Los Angeles Lakers v Brooklyn Nets Photo by Elsa/Getty Images

When the Nets gather for Media Day, there will be a lot of new faces. Fewer than half of the 17 players who finished last season are back. So what’s the big change? The Bigs.

Whole lot of bigs! In addition to un-retiring LaMarcus Aldridge, the Nets this offseason drafted Day’Ron Sharpe and RaiQuan Gray, re-signed Blake Griffin, signed James Johnson and Paul Millsap, traded for Sekou Doumbouya, and added Devontae Cacok on an Exhibit 10. They even traded for the draft rights of Nikola Milutinov, one of Europe’s top bigs! The biggest change, for sure.

And that list doesn’t include the team’s two tallest players, Nic Claxton and of course Kevin Durant. So it would seem that easier part of the big build — acquiring them — is done. Now comes the hard part, as Greg Logan wrote for Newsday Saturday.

“As far as the big men, will it be tricky at times to find playing time for everyone? Sure. Part of being a championship team is being part of something that’s bigger than yourself,” Steve Nash said during Tuesday’s press conference. “We have guys that understand they all come here knowing that we’re trying to get across the line, and it’s not about the individual’s minutes or touches.

“I’m sure Kevin will play all over the place. There’s times he might play the 5, there’s times when he’ll play the 3. I think it’s also a little bit unnecessary to name positions the way we play the game nowadays. We’ve got options, and we’ve got a lot to sift through, before we recognize really clear patterns as to what we’re going to do.”

Brooklyn, of course, traded away their only true 5, DeAndre Jordan. There are hints — and maybe some hopes — that some of frontcourters will wind up playing different roles than expected. Maybe, they’ll ask Claxton to play a larger role on offense.

“I think Nic is an important part of what we do. He’s a unique profile on our roster, an athletic, active big who can finish around the basket, guard multiple positions,” Nash said Tuesday. “I think something that is very unique on our roster and he’s one of our better defenders, so I see Nic having a prominent role.”

The most intriguing addition is Aldridge who at some point early in the season will score the 20,000th point in his career. He only needs 49. The question is when will the 36-year-old seven footer hit the mark? How many minutes a game will the get?

Aldridge started immediately after he joined the team in early April, replacing and almost erasing Jordan. The seven-time All-Star looked rejuvenated, averaging 12.8 points, 4.8 boards and 2.6 assists while showing off a 3-pointer he hit four out of five tries. And he did it while playing only 4:22 seconds with James Harden. It was only after Aldridge retired did Griffin move into the starting lineup where he played well through the post-season.

“I thought he added a lot to our room,” Nash said of Aldridge. “Unfortunately, we didn’t get to see much of him on the floor, but he was an experienced, skilled, versatile big that knows how to play and was adding a lot to our collective IQ. So we’re excited to have him back.”

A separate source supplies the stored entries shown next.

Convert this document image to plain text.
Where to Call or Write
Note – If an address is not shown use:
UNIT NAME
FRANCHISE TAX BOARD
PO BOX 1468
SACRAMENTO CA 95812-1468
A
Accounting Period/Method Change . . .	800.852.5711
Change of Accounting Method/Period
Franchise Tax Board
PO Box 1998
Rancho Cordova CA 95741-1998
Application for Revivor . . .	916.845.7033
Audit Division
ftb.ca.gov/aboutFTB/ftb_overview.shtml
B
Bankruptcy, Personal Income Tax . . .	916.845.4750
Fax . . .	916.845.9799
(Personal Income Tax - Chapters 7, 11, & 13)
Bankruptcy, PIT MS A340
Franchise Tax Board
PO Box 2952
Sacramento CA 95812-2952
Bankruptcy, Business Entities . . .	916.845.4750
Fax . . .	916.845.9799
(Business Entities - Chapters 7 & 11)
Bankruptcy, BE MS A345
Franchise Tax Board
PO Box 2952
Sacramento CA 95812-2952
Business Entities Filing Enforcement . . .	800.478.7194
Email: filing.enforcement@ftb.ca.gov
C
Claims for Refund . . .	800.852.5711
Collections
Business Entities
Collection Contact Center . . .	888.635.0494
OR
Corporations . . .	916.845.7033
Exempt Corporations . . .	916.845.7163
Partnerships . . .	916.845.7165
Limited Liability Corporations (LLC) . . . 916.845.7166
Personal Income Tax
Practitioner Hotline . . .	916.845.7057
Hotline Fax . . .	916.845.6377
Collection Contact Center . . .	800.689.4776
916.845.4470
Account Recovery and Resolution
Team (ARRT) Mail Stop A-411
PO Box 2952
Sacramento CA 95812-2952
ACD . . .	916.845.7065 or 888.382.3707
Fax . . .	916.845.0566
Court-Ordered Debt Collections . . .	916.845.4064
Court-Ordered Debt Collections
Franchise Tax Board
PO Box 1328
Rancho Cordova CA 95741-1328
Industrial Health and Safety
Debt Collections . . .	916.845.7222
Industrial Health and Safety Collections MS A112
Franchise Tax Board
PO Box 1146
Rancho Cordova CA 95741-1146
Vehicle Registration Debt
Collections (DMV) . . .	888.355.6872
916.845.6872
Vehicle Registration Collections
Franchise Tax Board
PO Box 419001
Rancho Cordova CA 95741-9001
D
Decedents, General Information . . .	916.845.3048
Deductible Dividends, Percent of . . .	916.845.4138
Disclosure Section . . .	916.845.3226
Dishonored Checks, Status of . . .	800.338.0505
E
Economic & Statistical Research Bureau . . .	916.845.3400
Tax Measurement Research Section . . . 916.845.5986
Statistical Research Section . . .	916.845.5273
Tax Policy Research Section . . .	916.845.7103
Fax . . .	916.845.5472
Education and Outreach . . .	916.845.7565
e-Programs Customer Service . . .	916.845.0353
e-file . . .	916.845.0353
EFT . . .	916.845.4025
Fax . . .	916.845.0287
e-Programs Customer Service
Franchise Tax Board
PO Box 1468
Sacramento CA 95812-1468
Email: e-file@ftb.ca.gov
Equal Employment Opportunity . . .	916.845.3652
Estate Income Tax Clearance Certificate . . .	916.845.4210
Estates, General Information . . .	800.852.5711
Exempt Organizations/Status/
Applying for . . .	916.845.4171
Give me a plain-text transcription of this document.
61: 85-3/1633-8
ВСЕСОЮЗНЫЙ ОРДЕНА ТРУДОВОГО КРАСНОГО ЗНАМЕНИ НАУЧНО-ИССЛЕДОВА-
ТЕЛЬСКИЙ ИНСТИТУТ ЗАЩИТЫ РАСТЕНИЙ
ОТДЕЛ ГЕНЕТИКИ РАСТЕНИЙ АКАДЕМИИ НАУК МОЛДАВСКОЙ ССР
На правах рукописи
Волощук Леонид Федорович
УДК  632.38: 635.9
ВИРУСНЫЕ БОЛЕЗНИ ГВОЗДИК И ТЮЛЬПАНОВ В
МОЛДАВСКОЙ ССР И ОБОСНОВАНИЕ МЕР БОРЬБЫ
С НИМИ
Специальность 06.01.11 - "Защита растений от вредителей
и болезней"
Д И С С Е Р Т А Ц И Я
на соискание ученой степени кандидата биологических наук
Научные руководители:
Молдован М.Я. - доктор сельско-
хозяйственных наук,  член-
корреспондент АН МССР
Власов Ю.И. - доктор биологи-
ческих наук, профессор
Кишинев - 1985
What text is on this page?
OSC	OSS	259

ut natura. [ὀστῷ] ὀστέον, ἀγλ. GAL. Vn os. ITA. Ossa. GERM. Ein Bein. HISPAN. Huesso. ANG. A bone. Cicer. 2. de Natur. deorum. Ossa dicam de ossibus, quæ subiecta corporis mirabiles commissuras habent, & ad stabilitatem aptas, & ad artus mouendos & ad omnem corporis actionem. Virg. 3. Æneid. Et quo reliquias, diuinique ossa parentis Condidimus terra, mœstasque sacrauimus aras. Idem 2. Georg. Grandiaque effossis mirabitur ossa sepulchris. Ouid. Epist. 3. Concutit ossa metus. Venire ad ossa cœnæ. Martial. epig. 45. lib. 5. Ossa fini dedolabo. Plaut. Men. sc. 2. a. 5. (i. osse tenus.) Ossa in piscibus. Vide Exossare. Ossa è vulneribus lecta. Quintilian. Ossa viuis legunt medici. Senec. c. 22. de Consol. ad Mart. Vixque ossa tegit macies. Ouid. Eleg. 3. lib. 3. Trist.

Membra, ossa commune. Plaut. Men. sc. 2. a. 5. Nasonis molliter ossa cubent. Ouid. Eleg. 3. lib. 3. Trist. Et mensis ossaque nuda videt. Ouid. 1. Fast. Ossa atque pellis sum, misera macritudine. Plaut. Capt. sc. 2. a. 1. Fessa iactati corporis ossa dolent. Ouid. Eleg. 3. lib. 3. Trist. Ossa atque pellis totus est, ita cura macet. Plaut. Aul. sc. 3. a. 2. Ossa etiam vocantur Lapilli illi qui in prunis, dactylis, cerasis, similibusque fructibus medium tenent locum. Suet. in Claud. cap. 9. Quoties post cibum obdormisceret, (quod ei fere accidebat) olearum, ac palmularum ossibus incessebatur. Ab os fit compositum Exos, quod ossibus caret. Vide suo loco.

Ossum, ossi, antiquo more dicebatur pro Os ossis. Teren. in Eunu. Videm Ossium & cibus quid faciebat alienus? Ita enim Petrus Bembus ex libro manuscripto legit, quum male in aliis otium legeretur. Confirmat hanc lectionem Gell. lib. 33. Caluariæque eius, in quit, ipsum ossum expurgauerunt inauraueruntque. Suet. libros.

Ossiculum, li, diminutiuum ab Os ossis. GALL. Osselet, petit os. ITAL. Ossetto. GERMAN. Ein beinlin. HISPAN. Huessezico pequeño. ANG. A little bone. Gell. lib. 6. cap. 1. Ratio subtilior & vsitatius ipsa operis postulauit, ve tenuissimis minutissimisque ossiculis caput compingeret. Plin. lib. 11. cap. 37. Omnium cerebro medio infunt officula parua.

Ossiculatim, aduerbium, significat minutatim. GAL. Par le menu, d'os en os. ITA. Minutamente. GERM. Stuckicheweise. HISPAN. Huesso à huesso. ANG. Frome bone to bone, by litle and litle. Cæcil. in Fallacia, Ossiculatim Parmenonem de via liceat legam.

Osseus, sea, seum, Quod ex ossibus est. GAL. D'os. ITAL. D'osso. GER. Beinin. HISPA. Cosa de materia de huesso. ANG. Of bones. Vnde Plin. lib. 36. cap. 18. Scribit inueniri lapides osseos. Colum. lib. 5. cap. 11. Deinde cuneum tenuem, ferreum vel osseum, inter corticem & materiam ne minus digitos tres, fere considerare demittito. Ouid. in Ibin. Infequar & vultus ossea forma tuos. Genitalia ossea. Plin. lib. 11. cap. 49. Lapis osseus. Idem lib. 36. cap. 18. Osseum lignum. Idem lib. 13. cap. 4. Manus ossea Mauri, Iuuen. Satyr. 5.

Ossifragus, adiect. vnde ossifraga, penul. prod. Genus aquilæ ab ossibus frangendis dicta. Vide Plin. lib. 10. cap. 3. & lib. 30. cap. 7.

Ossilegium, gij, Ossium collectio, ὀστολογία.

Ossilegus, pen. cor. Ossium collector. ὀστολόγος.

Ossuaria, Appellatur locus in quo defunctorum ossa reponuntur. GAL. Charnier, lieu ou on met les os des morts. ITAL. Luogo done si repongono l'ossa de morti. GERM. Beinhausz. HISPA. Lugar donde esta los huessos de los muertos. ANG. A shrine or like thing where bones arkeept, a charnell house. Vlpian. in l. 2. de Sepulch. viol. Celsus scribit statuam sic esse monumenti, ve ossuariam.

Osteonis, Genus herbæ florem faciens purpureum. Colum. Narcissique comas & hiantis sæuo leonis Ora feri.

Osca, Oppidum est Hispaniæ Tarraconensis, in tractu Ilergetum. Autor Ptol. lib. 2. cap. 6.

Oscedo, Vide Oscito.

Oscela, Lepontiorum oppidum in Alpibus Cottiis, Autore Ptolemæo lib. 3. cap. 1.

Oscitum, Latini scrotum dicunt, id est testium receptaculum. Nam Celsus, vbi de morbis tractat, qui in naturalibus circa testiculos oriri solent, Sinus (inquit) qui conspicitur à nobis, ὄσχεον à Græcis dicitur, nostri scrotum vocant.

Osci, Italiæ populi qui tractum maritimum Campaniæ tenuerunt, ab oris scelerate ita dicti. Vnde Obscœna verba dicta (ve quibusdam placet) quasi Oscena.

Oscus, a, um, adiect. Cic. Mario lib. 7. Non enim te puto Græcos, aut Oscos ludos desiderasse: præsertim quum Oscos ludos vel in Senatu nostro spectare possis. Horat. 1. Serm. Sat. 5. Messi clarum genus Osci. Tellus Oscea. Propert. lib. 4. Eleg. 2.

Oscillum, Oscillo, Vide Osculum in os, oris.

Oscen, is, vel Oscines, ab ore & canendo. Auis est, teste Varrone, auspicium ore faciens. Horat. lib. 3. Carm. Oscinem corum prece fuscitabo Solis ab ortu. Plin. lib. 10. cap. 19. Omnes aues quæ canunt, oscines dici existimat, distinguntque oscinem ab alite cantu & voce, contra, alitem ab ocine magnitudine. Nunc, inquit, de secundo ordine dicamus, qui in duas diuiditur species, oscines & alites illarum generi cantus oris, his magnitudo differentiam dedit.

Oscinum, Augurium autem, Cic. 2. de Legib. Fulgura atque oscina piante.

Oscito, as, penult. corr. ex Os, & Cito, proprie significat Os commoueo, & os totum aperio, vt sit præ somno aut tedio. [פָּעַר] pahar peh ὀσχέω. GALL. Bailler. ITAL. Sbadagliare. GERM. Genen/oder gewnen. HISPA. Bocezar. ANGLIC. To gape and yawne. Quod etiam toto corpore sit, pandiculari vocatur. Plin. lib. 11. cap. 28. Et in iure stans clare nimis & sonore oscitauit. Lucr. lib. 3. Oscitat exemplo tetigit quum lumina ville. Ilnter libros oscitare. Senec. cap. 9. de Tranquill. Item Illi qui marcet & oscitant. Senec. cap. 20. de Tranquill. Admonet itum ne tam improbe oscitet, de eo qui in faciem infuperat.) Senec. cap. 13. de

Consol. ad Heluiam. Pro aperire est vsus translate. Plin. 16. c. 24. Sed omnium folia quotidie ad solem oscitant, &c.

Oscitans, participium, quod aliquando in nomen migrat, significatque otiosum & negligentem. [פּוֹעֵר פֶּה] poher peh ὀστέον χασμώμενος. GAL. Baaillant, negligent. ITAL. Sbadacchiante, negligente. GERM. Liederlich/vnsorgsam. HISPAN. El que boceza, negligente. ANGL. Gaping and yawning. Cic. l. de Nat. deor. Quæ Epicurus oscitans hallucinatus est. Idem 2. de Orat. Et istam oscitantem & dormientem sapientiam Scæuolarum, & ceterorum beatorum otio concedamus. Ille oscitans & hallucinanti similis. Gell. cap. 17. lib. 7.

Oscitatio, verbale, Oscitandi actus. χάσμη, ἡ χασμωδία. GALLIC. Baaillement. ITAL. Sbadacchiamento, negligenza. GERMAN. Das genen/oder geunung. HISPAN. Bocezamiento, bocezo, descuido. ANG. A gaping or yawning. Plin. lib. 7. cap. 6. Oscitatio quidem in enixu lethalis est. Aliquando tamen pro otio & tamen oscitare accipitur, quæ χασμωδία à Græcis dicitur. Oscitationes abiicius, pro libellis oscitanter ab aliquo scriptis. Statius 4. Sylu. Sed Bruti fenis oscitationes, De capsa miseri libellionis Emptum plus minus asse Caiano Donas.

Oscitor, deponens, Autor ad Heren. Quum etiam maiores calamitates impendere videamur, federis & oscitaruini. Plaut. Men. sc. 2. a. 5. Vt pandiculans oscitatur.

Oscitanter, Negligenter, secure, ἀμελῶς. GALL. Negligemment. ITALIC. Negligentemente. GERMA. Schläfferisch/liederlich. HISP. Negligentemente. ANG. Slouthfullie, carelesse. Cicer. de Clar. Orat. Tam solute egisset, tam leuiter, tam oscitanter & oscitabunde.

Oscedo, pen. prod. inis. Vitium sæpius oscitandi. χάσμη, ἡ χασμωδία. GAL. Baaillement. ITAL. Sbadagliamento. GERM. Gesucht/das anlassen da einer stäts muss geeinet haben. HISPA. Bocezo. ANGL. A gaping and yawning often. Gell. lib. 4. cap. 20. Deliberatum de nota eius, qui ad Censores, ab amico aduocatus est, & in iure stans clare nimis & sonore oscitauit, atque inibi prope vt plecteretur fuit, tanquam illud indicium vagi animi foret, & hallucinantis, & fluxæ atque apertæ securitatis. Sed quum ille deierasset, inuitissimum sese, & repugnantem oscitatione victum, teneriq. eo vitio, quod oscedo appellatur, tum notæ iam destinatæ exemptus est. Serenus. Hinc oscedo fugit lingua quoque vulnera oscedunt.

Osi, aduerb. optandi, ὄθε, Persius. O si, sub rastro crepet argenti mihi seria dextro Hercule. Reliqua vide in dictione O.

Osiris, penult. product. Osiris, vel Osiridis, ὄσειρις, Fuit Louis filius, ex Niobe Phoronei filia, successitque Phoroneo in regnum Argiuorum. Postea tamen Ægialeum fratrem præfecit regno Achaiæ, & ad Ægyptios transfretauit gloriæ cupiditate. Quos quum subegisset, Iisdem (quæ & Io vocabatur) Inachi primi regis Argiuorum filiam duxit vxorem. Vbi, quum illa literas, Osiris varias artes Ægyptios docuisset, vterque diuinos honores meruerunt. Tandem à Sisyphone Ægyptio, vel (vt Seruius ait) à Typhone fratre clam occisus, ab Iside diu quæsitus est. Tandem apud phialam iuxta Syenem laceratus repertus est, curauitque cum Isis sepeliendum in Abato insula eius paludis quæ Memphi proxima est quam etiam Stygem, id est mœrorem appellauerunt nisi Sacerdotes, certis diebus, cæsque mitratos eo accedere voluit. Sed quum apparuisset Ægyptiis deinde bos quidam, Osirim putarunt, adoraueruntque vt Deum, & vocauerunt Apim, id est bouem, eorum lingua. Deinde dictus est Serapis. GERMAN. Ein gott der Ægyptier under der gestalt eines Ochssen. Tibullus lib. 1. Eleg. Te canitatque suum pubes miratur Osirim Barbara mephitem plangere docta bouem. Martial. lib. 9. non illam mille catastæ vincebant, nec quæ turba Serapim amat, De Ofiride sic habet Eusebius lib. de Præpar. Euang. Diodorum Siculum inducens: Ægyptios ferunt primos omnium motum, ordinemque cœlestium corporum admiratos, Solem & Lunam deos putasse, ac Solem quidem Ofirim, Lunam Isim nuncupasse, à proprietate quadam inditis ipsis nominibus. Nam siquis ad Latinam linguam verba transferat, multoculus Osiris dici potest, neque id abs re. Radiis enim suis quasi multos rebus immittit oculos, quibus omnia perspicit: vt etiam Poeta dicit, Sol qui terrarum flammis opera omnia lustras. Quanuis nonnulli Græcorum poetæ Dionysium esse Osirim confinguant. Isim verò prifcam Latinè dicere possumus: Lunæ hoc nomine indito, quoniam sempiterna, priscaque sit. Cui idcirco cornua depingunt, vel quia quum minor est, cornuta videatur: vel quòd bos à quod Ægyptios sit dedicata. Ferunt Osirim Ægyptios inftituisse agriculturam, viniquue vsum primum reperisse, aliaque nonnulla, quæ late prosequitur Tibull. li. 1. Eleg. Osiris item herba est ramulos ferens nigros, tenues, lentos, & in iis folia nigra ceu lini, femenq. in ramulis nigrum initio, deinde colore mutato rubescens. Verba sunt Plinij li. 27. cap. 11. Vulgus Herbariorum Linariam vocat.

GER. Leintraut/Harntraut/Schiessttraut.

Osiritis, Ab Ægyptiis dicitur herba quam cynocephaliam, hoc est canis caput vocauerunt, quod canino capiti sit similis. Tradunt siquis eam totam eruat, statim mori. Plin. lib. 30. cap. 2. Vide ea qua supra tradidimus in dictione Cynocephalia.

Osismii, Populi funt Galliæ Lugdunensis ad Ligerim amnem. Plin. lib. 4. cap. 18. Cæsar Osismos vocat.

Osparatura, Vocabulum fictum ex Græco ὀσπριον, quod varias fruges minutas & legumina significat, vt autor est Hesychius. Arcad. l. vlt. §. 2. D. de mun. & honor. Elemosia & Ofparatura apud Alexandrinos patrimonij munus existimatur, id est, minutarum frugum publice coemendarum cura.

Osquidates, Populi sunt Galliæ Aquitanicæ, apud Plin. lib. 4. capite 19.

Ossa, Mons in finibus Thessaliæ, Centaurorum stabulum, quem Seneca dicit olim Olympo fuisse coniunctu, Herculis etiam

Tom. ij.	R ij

That doesn’t mean he will start though. And Marks noted that both Aldridge and the team understand the health risk, however low.

“I spoke to LaMarcus multiple times over the summer, specifically right when he decided to step away from the game, and I respect that decision completely,” Marks said. “I think we furthered our conversations, and he called and he said ‘look, I’ve been cleared. I’ve had multiple doctors, including our own and several specialists throughout the country, [look at me].’ It’s not something that we take light-hearted.

“It’s not something he should, either, and he was very comfortable, wanted to be back here and stated — like several of our guys — that there was unfinished business here.

The Nets brass appears comfortable about setting up a competition among them all, with minutes dictated by situations on the court and off. Some of those acquired are unlikely to see much time. Gray isn’t even on the roster and will likely sign directly with Long Island. Sharpe, who’s said his goal is the rotation, will likely spend time in Uniondale as well. Cacok is fighting for a two-way. Doumbouya’s status remains a bit of question mark as well although he’s guaranteed $3.6 million this year.

Still, there’s a lot of new talent upfront, enough to be the focus of training camp coverage.